Johns Hopkins patient safety experts say it's high time for diagnostic errors to get the same attention from medical institutions and caregivers as drug-prescribing errors, wrong-site surgeries and hospital-acquired infections. Diagnostic misadventures represent a potentially much larger source of preventable health problems and deaths than many of the more popular targets of safety reform, they say in a commentary in the March 11 issue of the Journal of the American Medical Association.
In the article, David Newman-Toker, M.D., Ph.D., and Peter Pronovost, M.D., Ph.D., report that misdiagnosis accounts for an estimated 40,000 to 80,000 hospital deaths per year and that tort claims for diagnostic errors — defined as diagnoses that are missed, wrong or delayed — are nearly twice as common as claims for medication errors.
Typically, they note, diagnostic errors were thought to originate with individual doctors lacking the training or skill they should have, but blaming physicians hasn't produced many solutions. As with successful approaches to reducing treatment errors, they point out that reducing diagnostic errors will likely require a focus on larger "system" failures that affect medical practice overall.

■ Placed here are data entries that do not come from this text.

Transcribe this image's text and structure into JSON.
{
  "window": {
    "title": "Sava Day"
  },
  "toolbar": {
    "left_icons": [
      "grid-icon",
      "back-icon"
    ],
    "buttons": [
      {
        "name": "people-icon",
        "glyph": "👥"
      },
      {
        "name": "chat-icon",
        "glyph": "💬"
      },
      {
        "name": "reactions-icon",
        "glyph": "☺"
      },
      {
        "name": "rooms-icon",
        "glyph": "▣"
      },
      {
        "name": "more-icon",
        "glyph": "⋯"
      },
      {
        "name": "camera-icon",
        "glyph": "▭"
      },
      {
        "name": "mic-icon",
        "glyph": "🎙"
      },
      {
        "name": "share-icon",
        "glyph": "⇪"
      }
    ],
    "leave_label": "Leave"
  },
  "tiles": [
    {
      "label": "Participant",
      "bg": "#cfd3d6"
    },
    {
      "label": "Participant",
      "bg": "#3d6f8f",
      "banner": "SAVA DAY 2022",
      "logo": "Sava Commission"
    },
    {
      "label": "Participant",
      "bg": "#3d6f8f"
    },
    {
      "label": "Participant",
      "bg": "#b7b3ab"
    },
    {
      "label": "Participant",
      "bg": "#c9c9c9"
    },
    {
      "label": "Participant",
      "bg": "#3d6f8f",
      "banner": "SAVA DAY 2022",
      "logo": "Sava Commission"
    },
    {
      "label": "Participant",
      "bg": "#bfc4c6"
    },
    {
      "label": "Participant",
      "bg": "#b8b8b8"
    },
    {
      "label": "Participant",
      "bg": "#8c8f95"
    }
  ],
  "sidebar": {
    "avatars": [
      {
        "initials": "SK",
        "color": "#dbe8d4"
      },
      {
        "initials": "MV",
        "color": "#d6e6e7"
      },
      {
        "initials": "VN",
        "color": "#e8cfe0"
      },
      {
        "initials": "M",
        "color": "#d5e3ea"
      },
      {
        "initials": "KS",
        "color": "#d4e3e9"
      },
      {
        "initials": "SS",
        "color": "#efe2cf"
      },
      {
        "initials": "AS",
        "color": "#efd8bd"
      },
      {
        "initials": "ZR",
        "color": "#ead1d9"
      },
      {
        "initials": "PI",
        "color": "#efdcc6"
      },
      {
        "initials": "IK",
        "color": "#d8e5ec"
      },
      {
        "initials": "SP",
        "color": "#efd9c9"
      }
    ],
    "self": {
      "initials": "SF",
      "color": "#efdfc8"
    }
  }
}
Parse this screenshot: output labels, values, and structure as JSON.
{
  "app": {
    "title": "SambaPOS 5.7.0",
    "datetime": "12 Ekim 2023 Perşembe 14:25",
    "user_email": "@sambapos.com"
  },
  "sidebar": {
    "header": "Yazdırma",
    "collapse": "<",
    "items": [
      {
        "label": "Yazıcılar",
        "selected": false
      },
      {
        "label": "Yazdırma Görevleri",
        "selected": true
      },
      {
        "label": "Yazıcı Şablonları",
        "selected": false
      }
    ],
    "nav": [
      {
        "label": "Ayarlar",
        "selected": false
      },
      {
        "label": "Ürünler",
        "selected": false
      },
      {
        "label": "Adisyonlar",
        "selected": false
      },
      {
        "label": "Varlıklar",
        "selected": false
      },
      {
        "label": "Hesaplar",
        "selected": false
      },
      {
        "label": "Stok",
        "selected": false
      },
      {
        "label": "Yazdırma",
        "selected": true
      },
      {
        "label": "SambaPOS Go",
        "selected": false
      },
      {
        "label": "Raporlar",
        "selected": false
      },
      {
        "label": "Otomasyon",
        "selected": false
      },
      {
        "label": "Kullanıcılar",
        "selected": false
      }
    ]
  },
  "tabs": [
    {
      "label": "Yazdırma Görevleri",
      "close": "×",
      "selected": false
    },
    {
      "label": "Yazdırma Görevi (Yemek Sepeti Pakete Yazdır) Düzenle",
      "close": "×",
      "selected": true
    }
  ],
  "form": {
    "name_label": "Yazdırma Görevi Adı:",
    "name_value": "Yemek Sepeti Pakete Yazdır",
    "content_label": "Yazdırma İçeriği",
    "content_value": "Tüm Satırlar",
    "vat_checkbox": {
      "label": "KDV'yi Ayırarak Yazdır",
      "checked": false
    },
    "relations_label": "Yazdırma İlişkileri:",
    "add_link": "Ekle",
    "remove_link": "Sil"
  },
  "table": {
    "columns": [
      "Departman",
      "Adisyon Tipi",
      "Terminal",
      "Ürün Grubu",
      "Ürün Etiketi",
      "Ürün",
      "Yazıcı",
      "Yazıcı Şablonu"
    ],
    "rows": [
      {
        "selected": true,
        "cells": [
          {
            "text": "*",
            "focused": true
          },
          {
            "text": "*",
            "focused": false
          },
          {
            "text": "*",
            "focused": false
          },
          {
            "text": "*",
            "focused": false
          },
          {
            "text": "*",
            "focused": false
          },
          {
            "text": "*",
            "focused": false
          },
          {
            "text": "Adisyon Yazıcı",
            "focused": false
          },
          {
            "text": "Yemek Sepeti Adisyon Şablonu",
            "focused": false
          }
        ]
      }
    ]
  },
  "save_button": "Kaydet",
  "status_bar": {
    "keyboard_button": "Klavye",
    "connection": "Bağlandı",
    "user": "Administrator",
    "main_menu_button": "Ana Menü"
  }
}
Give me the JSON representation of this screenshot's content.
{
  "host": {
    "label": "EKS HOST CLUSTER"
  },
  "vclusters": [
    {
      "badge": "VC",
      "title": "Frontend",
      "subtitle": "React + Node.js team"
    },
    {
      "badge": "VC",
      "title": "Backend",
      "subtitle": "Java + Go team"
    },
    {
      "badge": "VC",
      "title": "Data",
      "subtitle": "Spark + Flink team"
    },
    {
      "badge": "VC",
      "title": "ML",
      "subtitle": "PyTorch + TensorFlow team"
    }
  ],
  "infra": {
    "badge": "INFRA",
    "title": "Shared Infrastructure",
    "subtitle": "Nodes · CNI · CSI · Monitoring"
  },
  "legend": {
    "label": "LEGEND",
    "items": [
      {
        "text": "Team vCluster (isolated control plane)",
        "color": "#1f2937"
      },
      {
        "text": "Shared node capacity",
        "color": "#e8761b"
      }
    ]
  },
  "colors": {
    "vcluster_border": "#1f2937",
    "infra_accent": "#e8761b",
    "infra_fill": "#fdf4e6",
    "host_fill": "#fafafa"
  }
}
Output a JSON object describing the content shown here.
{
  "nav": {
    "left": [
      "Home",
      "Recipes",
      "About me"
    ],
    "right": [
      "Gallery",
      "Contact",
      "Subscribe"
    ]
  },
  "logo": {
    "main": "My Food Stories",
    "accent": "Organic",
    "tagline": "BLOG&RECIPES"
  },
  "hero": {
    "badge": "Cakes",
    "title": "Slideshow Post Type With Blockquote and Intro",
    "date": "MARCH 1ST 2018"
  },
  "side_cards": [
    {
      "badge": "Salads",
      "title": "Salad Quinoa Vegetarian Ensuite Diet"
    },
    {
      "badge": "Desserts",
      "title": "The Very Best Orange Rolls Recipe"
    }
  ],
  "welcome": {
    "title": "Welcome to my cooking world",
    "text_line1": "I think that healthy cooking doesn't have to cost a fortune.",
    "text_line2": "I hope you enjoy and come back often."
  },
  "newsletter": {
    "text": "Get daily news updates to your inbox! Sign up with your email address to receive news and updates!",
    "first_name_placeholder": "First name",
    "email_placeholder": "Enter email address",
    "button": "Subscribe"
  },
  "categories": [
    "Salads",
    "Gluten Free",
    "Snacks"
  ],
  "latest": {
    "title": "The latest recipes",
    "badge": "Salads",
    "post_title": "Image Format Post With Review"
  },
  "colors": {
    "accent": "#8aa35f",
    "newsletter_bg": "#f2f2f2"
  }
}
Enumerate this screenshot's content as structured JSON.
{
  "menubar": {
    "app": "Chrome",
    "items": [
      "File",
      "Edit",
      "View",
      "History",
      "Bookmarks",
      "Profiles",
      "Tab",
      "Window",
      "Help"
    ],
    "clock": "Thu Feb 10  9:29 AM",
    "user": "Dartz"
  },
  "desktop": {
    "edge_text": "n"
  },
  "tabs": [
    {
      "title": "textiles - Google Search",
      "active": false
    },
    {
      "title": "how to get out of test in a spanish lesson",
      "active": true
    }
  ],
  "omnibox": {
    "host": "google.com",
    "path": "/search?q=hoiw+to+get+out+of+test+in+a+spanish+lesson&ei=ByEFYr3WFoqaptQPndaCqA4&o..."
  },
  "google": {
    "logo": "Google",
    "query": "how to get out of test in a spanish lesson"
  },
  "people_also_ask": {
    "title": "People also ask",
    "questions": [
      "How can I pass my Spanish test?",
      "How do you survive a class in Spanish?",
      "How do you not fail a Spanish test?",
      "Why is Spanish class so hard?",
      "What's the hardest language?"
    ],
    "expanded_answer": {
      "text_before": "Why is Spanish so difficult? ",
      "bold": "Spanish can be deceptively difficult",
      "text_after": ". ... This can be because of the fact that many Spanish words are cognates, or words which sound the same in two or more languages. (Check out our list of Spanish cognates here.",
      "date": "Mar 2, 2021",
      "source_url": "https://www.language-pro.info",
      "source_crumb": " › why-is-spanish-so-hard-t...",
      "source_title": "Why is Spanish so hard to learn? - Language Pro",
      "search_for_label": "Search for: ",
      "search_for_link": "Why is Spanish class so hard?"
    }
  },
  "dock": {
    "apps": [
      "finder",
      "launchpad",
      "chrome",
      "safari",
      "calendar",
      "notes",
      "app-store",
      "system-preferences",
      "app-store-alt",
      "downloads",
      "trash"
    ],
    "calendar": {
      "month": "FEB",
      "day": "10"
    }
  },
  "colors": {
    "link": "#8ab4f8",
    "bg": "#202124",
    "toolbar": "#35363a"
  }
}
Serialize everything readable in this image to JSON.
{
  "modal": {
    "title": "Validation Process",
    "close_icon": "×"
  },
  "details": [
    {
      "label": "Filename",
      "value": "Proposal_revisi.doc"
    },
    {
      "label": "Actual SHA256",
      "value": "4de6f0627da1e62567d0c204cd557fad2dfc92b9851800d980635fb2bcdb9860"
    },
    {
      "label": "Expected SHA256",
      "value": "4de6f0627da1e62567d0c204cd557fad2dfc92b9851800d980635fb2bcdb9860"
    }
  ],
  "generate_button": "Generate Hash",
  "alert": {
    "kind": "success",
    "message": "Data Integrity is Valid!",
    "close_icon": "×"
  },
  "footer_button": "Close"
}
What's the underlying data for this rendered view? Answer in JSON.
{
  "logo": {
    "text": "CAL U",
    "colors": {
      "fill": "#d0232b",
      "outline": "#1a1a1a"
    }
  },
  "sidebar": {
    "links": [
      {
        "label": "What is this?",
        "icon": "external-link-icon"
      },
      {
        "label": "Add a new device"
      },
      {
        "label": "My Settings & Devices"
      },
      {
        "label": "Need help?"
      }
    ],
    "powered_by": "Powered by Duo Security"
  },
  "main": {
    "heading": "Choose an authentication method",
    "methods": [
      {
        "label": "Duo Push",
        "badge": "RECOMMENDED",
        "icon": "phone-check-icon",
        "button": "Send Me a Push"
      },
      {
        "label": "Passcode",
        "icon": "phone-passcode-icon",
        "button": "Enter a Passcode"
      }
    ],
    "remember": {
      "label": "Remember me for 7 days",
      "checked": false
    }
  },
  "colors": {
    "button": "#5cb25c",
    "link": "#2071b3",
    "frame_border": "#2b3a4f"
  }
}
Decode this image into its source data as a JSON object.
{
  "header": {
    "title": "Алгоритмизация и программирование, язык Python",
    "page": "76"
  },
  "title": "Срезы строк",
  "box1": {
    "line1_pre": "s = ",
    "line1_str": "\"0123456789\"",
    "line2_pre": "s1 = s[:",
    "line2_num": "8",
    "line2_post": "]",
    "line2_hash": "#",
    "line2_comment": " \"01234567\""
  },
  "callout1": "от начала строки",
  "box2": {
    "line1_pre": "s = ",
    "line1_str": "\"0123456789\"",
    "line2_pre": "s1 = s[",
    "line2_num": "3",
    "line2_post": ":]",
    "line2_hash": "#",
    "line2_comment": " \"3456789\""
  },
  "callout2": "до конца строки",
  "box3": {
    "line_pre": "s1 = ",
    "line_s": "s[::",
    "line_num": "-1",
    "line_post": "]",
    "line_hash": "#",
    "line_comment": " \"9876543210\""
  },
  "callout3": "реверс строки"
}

"Moving away from a model that chastises individual physicians to one that focuses on improving the medical system as a whole could offer big payoffs for improving diagnostic accuracy as well as the cost effectiveness of care," says Newman-Toker, assistant professor of neurology with joint appointments in otolaryngology, health sciences informatics, epidemiology, and health policy and management at the Johns Hopkins University School of Medicine and the Johns Hopkins Bloomberg School of Public Health. "Right now," he adds, "there is often a mismatch between who gets advanced diagnostic testing and who needs it, leading to worse outcomes and higher costs. Realigning resources with needs could improve outcomes at lower cost."
Much as bloodstream infections in intensive care units have decreased through systematic solutions adopted by hospitals, such as requiring physicians to follow a procedural checklist that emphasizes sterile techniques when inserting medical catheters, Newman-Toker and Pronovost suggest that system-wide solutions could be the key for decreasing diagnostic errors.
For example, Newman-Toker notes, triage protocols in emergency departments often categorize patients with typically benign symptoms, such as isolated headache, as being at "low-risk" of having a bigger problem, even though such symptoms are sometimes indicative of dangerous conditions, such as a bleeding brain aneurysm. A systems fix that could decrease diagnostic errors might be to change the overall rules for the triage protocol so that it considers specific symptom details that help distinguish between "low-risk" and "high-risk" types of headache.
The Johns Hopkins team suggests that diagnostic errors might be reduced by systematically adopting tools such as checklists that help physicians remember critical diagnoses or by making available computer programs known as "diagnostic decision-support systems" that assist physicians in calculating the level of risk of a given patient's having certain diseases. Health systems could further decrease diagnostic errors, they say, with time-tested, low-tech tools such as independent second looks at X-rays and CT scans or rapidly directing patients with unusual symptoms to diagnostic experts.
Because diagnostic errors can be tricky to track to their roots, Pronovost, an expert on breaking down complex medical problems, says more research is needed to understand and find patterns in the origins of such errors. Pronovost, a professor of anesthesiology, critical care medicine and surgery, is medical director of Johns Hopkins' Center for Innovation in Quality Patient Care.
"The first step in addressing the diagnostic error problem is to shine a light on them so they are clearly visible," Pronovost says. "Then with wise investments, clinicians, researchers and patients can discover how to prevent them."